(NPG 1991-3/4-73)
Intorno al nodo sofferto del rapporto tra fede e politica, tra formazione cristiana ed educazione all'impegno politico, abbiamo scelto di percorrere anche una seconda strada. Meno sistematica, meno strutturata, ma più immediatamente carica del sapore della vita dei credenti, della loro prassi politica, della loro esperienza vissuta e messa in circuito. È la via della raccolta di frammenti di vita vissuta, di pezzi di storia personale, intrecciata con la storia dei credenti e di quella di tutti.
Per questo NPG si è rivolta a numerosi cristiani impegnati anche a tempo pieno in politica, per una intervista autobiografica.
Alcuni soltanto ci hanno risposto.
Il venire meno di alcuni contributi fa sì che sia rappresentata solo in parte la pluralità della collocazione e dei percorsi dei cristiani in politica. Ce ne scusiamo coi lettori.
Ogni storia rappresenta qualcosa di unico e di irrepetibile.

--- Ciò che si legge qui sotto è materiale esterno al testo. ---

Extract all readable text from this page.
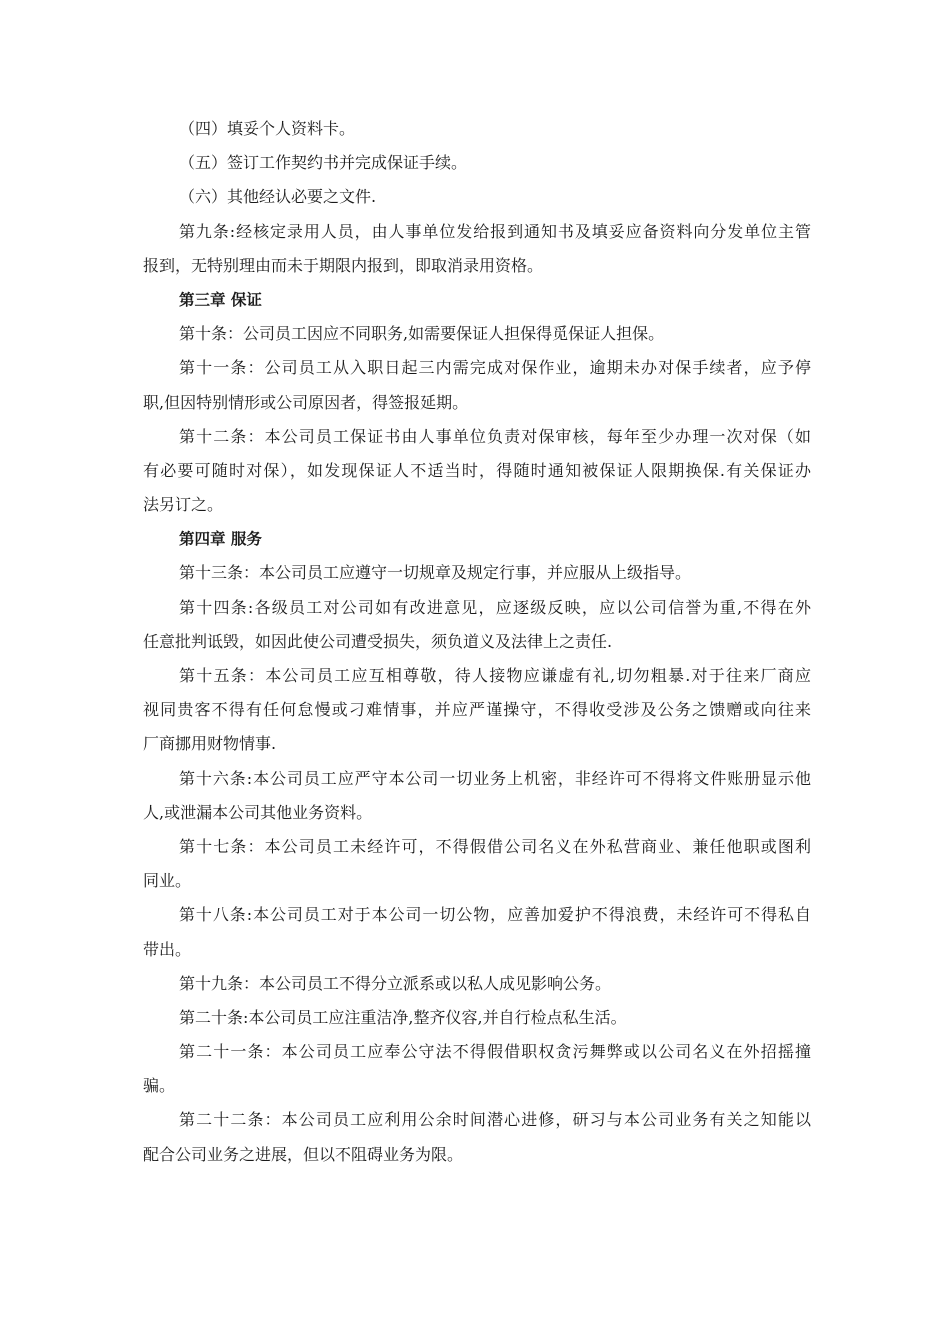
（四）填妥个人资料卡。
（五）签订工作契约书并完成保证手续。
（六）其他经认必要之文件.
第九条:经核定录用人员，由人事单位发给报到通知书及填妥应备资料向分发单位主管
报到，无特别理由而未于期限内报到，即取消录用资格。
第三章 保证
第十条：公司员工因应不同职务,如需要保证人担保得觅保证人担保。
第十一条：公司员工从入职日起三内需完成对保作业，逾期未办对保手续者，应予停
职,但因特别情形或公司原因者，得签报延期。
第十二条：本公司员工保证书由人事单位负责对保审核，每年至少办理一次对保（如
有必要可随时对保），如发现保证人不适当时，得随时通知被保证人限期换保.有关保证办
法另订之。
第四章 服务
第十三条：本公司员工应遵守一切规章及规定行事，并应服从上级指导。
第十四条:各级员工对公司如有改进意见，应逐级反映，应以公司信誉为重,不得在外
任意批判诋毁，如因此使公司遭受损失，须负道义及法律上之责任.
第十五条：本公司员工应互相尊敬，待人接物应谦虚有礼,切勿粗暴.对于往来厂商应
视同贵客不得有任何怠慢或刁难情事，并应严谨操守，不得收受涉及公务之馈赠或向往来
厂商挪用财物情事.
第十六条:本公司员工应严守本公司一切业务上机密，非经许可不得将文件账册显示他
人,或泄漏本公司其他业务资料。
第十七条：本公司员工未经许可，不得假借公司名义在外私营商业、兼任他职或图利
同业。
第十八条:本公司员工对于本公司一切公物，应善加爱护不得浪费，未经许可不得私自
带出。
第十九条：本公司员工不得分立派系或以私人成见影响公务。
第二十条:本公司员工应注重洁净,整齐仪容,并自行检点私生活。
第二十一条：本公司员工应奉公守法不得假借职权贪污舞弊或以公司名义在外招摇撞
骗。
第二十二条：本公司员工应利用公余时间潜心进修，研习与本公司业务有关之知能以
配合公司业务之进展，但以不阻碍业务为限。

Offriamo i frammenti preziosi di vita che ci sono pervenuti come il dono di una testimonianza, di un vissuto che non ci è estraneo, perché intessuto da quelle trame che fanno la vita di tutti, e segnato da quei nodi che sono quelli di ogni credente, raggiunto, come essi lo sono stati, dallo spessore della politica.
La pista dell'intervista si articolava in tre direzioni di rilevamento del vissuto.
La prima si riferiva alla storia della propria formazione ed educazione politica in genere. In essa si voleva mettere in evidenza le tappe significative dell'approdo alla politica, le esperienze generatrici ad essa, le appartenenze e militanze culturali, l'incontro con figure significative.
La seconda traccia intendeva mettere in luce il modo di vivere e di risolvere felicemente, cioè creativamente, il rapporto tra esperienza credente di liberazione cristiana ed impegno nella liberazione politica, tra esigenze radicali della fede e «possibilità relative» della politica.
La terza direzione infine riguardava l'emergere, nella storia di chi in prima fila, da credente, è impegnato in politica, di una coscienza nuova intorno ad essa, dunque di nuove direzioni di elaborazione e ripensamento della cultura politica come via di soluzione della sua crisi estesa e profonda.
Sono numerose e diverse le convergenze, ma anche le pennellate originali.
Solo un richiamo ad alcuni aspetti quanto mai interessanti ed attuali.
Le storie dei cristiani in politica sono più spesso storie di chi alla politica ci arriva spesso senza volerlo, quasi che sia essa ad irrompere sulla scena, con tutto il suo spessore e le esigenze, al termine di percorsi all'interno dell'impegno nella società civile, nella solidarietà e nel volontariato, o nella ricerca appassionata della comprensione e della conoscenza della storia di tutti e degli avvenimenti piccoli e grandi che la segnano.
È come l'esito di una attenta lettura dei segni dei tempi, dove l'impegno per la salvezza da fare in situazione diviene, per il credente, anticipazione di essa in gesti e prassi politica, oltre che nello smascheramento di certe politiche di basso profilo. Dove le sfide alla vita e a quella dei più poveri divengono motivi ulteriori per «sporcarsi le mani» e far diventare prassi e gesto storico le utopie e gli ideali.
Un dato rilevante per l'educazione della coscienza credente è la capacità di mettersi alla scuola dei poveri e di quelli del Sud del mondo, oppure di ogni altra istanza emancipatrice dal punto di vista antropologico, pronta sempre a tradursi anche sul piano politico.
Richiamiamo poi la rilevanza, nei percorsi formativi, della testimonianza vitale di alcune grandi figure di profeti e di uomini politici, capaci di vivere in profondità i grandi eventi planetari, l'incontro coi quali diventa momento forte, catalizzatore, dell'esperienza di politica nella vita quotidiana.
Viene riscontrata l'acquisizione matura della laicità della politica e il conseguente pluralismo di collocazione, sempre però «animato» dai valori della solidarietà, della giustizia, della pace, dell'apertura all'altro, della mondialità.
In un certo senso il credente in politica, dalle nostre storie, appare sempre un po' un «diverso», anzitutto perché professante una universalità (la sua cattolicità) che lo rende estraneo a logiche «di parte» (partitiche?), di appartenenza e di corrente, uno che rifugge la «nostrificazione» dei problemi.
In questo senso egli si rivela nelle storie come colui che, mentre costruisce una compagnia solidale di donne e uomini di qualsiasi fede, accetta di vivere nella solitudine della coscienza matura, accompagnata spesso dal disagio dell'impotenza e della debolezza.